INMT is a newly emerging molecule that has gained considerable interest; however, its role in cancer remains obscure. INMT expression has been reported to be dysregulated in lung cancer, meningioma, and PCa [
31,
54‐
56]. Our study revealed that INMT expression was upregulated in PCa cells, and this upregulation was mediated via the METTL3–m6A pathway. m6A modification, one of the epigenetic regulatory mechanisms, modulates gene expression and function by regulating many aspects of RNA biology, such as pre-mRNA splicing, nuclear transport, subcellular localization, RNA decay, and translation ability [
57]. As a reversible epitranscriptome modulator, METTL3 is highly expressed in PCa and is essential for the proliferation and metastasis of various PCa cell lines [
39,
58,
59]. Our results consistently showed upregulation of METTL3 in three PCa cell lines and its role in the suppression of INMT mRNA decay. Recent studies have reported conflicting views on the effects of INMT on PCa, with one study suggesting that INMT plays a tumor-suppressive role, whereas the other suggesting that INMT promotes PCa development and castration resistance [
30,
31]. Our results demonstrate that INMT is an oncogenic gene that promotes the stemness characteristics of PCa cells. This enhancement in stem-like properties may be related to the improvement of SOX2 activity. The transcription factor SOX2, which induces pluripotency, is an important embryonic stem cell transcriptional factor capable of inducing cellular reprogramming. SOX2 endows cells with CSC characteristics and a malignant, aggressive phenotype during PCa development [
60]. Our study revealed that INMT can enhance the promoter activity of SOX2.

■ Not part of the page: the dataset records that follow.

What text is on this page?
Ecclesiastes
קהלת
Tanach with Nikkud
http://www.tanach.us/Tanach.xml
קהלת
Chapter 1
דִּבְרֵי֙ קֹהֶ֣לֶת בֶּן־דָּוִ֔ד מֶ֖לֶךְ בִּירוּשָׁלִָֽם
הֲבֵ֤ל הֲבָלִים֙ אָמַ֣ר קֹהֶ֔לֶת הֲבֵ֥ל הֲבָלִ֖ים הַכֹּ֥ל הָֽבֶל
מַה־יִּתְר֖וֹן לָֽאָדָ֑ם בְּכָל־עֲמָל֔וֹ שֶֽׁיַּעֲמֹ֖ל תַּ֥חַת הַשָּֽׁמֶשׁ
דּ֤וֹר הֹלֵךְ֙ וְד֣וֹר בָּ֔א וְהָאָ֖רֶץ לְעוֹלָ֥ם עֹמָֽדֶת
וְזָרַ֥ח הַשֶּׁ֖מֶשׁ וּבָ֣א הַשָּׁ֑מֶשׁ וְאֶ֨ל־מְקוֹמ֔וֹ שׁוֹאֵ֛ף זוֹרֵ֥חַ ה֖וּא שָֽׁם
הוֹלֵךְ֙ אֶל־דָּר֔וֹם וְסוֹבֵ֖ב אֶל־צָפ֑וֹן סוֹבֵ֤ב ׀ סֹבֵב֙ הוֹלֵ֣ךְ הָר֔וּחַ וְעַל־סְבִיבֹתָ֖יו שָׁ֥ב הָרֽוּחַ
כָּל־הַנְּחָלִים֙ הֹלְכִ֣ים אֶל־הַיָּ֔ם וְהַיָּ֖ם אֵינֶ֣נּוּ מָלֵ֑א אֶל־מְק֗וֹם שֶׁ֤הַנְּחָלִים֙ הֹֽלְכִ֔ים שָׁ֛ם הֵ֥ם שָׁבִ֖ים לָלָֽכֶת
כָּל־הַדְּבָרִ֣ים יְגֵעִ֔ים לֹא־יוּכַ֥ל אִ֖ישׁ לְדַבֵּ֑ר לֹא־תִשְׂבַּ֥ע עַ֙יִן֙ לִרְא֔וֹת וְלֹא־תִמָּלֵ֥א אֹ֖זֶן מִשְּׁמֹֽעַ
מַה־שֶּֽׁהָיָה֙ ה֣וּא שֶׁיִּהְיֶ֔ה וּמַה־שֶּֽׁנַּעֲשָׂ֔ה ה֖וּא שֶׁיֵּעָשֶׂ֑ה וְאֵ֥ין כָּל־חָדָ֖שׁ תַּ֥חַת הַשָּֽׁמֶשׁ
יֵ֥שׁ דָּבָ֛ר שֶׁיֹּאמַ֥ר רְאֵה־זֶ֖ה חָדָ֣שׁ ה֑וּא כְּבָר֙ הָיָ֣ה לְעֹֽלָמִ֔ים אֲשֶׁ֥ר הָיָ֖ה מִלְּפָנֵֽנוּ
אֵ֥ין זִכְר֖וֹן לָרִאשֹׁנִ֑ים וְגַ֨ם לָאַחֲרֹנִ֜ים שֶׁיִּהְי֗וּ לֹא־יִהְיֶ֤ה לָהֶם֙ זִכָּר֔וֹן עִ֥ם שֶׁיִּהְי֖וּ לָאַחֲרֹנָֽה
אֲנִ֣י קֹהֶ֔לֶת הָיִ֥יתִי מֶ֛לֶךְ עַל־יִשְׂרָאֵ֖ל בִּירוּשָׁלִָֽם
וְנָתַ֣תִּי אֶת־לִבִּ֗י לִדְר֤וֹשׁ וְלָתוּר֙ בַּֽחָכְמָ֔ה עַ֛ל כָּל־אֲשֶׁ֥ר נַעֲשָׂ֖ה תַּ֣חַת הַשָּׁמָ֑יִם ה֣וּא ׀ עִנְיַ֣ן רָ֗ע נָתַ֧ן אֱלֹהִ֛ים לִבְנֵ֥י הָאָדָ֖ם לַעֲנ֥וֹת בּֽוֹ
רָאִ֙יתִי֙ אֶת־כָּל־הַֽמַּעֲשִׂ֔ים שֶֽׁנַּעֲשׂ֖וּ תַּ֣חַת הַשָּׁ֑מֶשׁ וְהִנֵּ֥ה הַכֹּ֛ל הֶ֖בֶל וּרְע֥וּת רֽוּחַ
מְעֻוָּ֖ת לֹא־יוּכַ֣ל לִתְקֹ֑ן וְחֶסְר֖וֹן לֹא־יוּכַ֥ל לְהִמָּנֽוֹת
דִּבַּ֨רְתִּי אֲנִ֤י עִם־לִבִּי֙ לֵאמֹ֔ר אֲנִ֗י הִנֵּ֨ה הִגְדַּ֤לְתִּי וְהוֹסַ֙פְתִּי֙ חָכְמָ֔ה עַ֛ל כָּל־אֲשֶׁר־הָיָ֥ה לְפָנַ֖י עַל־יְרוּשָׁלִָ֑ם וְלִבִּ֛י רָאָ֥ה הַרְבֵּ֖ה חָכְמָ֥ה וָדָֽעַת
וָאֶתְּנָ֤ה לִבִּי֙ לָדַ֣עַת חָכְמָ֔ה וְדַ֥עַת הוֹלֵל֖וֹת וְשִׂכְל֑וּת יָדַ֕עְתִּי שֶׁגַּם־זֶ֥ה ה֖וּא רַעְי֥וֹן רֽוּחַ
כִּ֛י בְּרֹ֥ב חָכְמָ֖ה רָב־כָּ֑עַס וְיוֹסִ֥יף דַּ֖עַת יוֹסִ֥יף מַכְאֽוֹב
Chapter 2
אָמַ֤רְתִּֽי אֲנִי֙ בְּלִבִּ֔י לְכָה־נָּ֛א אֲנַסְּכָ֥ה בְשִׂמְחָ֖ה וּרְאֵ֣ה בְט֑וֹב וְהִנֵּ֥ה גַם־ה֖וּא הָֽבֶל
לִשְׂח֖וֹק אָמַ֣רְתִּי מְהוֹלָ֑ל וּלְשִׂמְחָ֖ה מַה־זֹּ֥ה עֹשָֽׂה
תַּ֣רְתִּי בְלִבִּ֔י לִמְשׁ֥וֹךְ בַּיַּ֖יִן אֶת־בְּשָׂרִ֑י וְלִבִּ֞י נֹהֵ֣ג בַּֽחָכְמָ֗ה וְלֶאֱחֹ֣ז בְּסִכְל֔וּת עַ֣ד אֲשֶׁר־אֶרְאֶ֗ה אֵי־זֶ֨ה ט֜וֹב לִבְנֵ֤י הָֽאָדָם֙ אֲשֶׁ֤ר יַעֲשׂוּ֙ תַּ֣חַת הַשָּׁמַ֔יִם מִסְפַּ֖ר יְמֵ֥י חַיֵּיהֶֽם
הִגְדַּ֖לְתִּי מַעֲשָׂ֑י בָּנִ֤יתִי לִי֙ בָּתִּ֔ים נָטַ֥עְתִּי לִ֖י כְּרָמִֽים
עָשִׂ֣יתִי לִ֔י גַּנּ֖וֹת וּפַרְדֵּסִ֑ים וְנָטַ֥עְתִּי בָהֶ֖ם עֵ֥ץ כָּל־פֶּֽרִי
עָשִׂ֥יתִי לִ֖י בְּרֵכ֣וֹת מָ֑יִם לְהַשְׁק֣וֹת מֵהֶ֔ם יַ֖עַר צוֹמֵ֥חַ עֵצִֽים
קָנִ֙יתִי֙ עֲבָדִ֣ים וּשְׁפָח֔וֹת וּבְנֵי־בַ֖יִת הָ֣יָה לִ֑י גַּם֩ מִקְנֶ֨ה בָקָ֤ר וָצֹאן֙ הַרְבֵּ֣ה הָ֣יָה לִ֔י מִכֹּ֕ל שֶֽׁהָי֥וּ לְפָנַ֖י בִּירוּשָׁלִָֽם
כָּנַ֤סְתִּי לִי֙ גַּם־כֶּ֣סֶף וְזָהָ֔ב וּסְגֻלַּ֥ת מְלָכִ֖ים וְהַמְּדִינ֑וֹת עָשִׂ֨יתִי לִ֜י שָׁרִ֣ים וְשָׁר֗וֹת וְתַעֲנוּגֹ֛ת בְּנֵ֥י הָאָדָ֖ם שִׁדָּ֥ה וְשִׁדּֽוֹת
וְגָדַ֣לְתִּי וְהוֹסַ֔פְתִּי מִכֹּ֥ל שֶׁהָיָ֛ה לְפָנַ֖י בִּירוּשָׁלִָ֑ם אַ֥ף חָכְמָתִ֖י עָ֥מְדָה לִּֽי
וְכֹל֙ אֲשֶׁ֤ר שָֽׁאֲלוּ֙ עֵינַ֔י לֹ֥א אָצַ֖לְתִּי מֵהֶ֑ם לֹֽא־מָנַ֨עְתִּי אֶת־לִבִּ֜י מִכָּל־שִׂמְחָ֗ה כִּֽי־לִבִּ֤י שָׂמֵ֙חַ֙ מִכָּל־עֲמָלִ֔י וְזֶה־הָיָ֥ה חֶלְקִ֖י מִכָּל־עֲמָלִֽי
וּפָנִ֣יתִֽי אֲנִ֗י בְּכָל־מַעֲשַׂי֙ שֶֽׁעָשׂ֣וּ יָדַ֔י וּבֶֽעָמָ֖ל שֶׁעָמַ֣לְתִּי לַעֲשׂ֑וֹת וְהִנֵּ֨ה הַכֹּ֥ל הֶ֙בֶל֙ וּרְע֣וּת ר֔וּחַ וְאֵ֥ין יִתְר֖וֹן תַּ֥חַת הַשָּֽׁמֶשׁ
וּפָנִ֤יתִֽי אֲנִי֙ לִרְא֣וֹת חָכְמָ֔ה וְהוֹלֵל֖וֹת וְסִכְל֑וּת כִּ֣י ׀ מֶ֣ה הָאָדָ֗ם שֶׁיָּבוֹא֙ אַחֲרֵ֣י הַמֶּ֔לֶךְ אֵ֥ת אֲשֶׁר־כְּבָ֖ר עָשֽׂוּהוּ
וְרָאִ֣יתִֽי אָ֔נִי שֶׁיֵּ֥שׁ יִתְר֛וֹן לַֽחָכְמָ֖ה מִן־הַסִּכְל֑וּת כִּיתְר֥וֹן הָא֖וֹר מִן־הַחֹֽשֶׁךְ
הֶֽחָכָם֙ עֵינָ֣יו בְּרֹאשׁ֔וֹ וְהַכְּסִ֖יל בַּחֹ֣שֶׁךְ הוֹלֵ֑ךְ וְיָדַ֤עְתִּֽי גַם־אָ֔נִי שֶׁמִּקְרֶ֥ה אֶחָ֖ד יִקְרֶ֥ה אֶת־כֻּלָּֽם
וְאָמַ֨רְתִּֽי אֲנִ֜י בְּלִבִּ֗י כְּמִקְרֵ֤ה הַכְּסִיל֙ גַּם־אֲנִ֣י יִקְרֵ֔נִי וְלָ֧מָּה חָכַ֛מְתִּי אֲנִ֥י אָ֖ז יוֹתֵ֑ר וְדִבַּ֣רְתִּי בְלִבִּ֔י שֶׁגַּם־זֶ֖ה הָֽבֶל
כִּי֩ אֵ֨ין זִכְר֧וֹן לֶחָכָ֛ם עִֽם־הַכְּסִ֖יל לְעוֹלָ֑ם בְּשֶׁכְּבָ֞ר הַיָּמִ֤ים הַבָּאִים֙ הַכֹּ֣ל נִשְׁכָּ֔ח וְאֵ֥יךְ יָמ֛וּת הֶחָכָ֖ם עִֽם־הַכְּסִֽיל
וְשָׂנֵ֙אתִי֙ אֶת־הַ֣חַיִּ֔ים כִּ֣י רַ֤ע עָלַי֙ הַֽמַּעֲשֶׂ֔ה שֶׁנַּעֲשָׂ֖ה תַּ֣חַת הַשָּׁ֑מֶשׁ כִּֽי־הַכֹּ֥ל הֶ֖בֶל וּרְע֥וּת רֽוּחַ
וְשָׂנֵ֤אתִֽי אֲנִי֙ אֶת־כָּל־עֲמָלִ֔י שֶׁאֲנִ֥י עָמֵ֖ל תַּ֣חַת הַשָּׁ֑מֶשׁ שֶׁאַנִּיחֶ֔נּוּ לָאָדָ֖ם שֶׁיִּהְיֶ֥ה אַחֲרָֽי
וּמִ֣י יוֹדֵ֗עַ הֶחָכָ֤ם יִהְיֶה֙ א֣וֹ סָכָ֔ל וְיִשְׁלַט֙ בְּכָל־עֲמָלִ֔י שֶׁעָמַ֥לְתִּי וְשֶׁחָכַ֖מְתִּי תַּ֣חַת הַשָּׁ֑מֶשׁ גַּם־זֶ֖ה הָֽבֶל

Previous studies have found that METTL3 is upregulated in PCa and can promote PCa growth and metastasis [
39,
59]. However, the observed anticancer effect of BHB was not achieved through the METTL3–m6A pathway, as BHB did not affect the expression of METTL3. kbhb, a recently discovered and evolutionarily conserved PTM, is driven by BHB and plays a pivotal role in cell function [
32,
33]. The results of mass spectrometry analysis in a previous study and the data from immunoprecipitation assay in our study suggest that INMT may be β-hydroxybutyrylated [
34]. The lysine kbhb of INMT decreased the INMT expression in PCa. Our study revealed a novel finding that BHB exerts its anticancer effects through INMT kbhb, and in vivo experiments also confirmed that the antitumor effect of BHB is diminished when kbhb is inhibited. However, there are some limitations in this study. First, the mechanism underlying the decrease in INMT expression levels after the occurrence of kbhb in INMT warrants in-depth exploration. Besides, the present study only selected the LNCaP cell line as the Xenograft tumor model, which may not rule out the cell-specific effect. Hence, and we will establish a Xenograft tumor model with other cell lines for further validation in the future.
In summary, our results demonstrated that INMT, an oncogenic gene in PCa, is highly expressed in PCa cells via the METTL3–m6A pathway and can promote stem-like properties of these cells. In contrast, BHB, an endogenous ketone of the body, can exert an anti-PCa malignant phenotype by driving INMT kbhb. Our study revealed a novel molecular mechanism that provides a theoretical basis for BHB to become a new alternative for cancer treatment in addition to surgery, chemotherapy, and immunotherapy. However, it remains unclear whether BHB inhibits PCa stemness through multiple pathways and the mechanism by which kbhb regulates INMT expression levels. These details need to be explored further in the future.